Members of the Legislative Task Force on Child Protection met Monday for the first time this year for a sweeping discussion of how maltreatment reports are screened, staffing and service shortages and the state's county-based child welfare system. DFL Sen. Nicole Mitchell, who co-chairs the task force, said she doesn't want to "overcorrect" but wants the task force to offer "actual legislation on ways that we can better serve the children of Minnesota."
A dozen children who had a history with child protection died from maltreatment in 2021, the second highest number in at least a decade. Minnesota's rate of victims who have experienced repeat abuse has jumped and is twice the national average.
DFL Gov. Tim Walz has said he will propose a spending boost next year to allow counties to add child protection workers, noting that more resources are clearly needed to investigate abuse reports.
"The death or abuse of any child is a tragedy for our communities. Our entire human services system throughout Minnesota is committed to child safety. It is also committed to keeping families together wherever feasible. This is delicate and difficult work," Department of Human Services Commissioner Jodi Harpstead said, adding that more funding "can only help give these frontline workers the time and space they need to gather information and offer their best judgments to the courts."
In Minnesota's county-run system, more than 80 agencies provide child protective services, Legislative Auditor Judy Randall noted.
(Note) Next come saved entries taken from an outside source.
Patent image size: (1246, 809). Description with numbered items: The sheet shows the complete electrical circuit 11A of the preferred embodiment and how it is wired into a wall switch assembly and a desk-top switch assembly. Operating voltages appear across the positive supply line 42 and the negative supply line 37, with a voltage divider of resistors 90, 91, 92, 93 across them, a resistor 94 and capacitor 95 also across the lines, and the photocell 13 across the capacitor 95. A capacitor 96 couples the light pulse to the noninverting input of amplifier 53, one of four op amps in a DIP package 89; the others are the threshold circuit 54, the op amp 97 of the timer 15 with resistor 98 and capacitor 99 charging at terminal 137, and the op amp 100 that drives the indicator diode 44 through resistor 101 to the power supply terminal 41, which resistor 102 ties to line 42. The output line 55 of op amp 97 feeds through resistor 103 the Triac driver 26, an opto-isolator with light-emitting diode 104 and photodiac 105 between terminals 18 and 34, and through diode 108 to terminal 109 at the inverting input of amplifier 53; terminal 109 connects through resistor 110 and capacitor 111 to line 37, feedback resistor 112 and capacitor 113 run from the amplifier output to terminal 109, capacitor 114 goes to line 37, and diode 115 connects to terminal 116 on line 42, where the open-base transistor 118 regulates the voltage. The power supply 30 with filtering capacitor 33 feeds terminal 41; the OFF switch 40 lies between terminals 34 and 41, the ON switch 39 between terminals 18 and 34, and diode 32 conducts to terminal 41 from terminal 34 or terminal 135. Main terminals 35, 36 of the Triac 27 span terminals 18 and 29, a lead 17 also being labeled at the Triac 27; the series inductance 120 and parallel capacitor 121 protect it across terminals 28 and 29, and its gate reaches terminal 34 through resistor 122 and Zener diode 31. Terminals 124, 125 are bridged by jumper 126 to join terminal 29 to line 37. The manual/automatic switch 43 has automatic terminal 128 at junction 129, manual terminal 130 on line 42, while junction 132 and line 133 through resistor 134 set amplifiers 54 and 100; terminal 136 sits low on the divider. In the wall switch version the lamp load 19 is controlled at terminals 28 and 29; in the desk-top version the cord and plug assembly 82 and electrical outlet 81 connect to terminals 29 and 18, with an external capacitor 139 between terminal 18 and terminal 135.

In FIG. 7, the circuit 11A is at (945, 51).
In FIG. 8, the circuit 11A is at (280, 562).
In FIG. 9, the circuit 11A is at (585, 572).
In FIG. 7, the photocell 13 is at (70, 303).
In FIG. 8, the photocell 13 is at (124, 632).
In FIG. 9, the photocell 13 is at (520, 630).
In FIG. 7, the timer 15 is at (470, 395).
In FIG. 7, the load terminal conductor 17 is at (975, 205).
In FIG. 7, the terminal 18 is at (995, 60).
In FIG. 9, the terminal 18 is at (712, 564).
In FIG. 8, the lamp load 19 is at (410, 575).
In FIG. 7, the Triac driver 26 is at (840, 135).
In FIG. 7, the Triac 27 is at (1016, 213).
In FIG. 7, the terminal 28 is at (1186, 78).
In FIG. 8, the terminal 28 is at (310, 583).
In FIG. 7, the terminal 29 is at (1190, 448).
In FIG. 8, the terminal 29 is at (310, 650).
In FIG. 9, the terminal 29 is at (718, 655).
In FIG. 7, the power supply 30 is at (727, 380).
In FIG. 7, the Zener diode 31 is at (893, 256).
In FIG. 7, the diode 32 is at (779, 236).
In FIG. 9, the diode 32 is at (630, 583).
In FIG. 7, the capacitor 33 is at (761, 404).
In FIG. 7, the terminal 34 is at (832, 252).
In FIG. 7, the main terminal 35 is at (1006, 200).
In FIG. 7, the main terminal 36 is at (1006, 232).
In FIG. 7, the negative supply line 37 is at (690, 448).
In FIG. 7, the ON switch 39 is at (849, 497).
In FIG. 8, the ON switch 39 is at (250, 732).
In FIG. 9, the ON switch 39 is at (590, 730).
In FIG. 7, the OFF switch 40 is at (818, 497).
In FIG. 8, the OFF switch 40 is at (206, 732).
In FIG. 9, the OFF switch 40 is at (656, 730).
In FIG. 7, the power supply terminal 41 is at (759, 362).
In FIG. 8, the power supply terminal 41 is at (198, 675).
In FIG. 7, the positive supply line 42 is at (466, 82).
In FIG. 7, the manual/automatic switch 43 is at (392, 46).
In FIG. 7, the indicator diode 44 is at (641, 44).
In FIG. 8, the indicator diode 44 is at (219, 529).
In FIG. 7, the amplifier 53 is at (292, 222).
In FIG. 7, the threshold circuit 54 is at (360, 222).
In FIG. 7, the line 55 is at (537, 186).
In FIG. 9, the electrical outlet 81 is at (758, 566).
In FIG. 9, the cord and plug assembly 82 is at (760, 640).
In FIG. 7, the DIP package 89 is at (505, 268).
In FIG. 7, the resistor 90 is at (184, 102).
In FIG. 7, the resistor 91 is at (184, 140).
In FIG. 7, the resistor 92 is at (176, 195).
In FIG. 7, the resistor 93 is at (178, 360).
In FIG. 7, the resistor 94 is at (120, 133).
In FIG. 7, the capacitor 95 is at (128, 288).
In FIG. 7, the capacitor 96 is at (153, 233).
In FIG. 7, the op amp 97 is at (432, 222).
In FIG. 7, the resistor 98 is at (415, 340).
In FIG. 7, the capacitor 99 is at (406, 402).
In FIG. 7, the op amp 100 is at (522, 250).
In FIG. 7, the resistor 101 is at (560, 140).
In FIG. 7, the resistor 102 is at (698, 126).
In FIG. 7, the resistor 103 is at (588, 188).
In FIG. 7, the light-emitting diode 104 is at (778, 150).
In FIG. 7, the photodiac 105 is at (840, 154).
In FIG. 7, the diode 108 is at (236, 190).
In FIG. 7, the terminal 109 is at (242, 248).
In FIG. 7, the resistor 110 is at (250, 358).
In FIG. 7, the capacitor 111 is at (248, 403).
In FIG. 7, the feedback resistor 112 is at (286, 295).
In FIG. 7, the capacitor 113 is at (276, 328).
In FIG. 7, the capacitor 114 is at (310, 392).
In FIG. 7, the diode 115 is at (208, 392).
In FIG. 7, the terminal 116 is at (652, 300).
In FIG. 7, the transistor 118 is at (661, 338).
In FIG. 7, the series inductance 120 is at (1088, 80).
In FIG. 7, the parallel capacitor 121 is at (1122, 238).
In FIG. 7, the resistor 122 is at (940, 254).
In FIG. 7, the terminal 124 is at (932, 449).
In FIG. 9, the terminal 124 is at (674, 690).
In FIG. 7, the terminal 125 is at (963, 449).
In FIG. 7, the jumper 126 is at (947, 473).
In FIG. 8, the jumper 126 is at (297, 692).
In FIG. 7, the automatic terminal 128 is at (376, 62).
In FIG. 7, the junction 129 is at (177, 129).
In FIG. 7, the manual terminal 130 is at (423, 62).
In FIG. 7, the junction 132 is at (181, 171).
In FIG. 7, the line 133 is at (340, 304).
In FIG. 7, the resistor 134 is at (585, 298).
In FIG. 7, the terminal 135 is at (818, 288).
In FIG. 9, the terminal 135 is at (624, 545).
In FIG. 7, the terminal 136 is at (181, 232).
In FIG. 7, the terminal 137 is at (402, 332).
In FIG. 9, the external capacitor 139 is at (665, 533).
Minnesota is one of nine states that doesn't use a state-administered system.
Randall's agency said Minnesota's decentralized system suffers from "inconsistencies" in services provided to families and "fragmented oversight" of cases and law enforcement's child protection actions.
"We, too, have been reading the Star Tribune series with our hearts full," Randall said, adding that the individual cases were "awful to read about."